Que sentido é possível extrair de «Um, ninguém e cem mil», último romance de Luigi Pirandello datado de 1926 (e criado, portanto, no epílogo existencial do escritor e dramaturgo siciliano) que encerra a deliciosa história de Vitangelo Moscarda, do seu nariz imperfeito, posterior neurose e descoberta do grande mundo das identidades que carregamos dentro de nós? Esta é a tarefa que se apresenta aos participantes na próxima sessão do Clube de Leitura APMGF, agendada para 21 de fevereiro, pelas 21h00 e que terá como médico dinamizador Filipa Deveza Herdade. A participação no Clube de Leitura está sujeita a inscrição prévia, é gratuita para os sócios da APMGF e tem um custo de 35 euros para não sócios (valor que permite participar no ciclo integral). No final do ciclo, todos os participantes do Clube de Leitura que tenham assistido às sessões em direto receberão um diploma de participação entregue pela APMGF.
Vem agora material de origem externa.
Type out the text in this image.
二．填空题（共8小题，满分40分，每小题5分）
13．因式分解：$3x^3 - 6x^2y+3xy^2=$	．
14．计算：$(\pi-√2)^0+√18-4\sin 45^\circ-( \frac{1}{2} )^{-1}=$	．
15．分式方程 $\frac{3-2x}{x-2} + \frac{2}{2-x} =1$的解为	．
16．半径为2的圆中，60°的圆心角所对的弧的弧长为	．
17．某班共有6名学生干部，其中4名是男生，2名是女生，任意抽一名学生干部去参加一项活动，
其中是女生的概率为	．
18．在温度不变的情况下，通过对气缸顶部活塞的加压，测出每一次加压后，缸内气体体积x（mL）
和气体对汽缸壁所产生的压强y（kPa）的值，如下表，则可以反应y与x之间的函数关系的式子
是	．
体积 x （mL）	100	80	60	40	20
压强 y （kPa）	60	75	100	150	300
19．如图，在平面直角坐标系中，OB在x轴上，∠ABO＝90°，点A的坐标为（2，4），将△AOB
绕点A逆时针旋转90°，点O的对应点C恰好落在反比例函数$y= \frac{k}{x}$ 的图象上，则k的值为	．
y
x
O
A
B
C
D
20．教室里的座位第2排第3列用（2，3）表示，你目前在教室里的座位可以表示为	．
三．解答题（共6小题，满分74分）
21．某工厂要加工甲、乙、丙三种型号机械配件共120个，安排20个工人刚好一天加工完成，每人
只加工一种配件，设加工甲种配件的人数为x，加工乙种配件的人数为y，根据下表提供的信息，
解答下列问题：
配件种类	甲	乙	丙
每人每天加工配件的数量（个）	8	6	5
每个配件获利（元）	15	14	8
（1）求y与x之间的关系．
A obra do vencedor do Prémio Nobel da Literatura em 1934 é um ensaio filosófico (disfarçado) sobre a questão da identidade pessoal, a forte dúvida sobre a verdadeira equivalência entre quem somos para nós e quem somos para os outros, bem como sobre todos os “eus” que encerramos na nossa consciência e todas as manifestações que conseguimos exibir perante o universo exterior. Indagações personificadas pelo narrador, Vitangelo Moscarda, o qual percebe através de um inocente comentário da esposa que o seu nariz pende para a direita (doença, sentença ou querença?). Assim arranca a alucinante viagem do protagonista, que passo a passo questiona o conjunto dos fragmentos do seu ser e dos indícios de que é real e único, para si e aos olhos dos demais, até ceder em definitivo à loucura.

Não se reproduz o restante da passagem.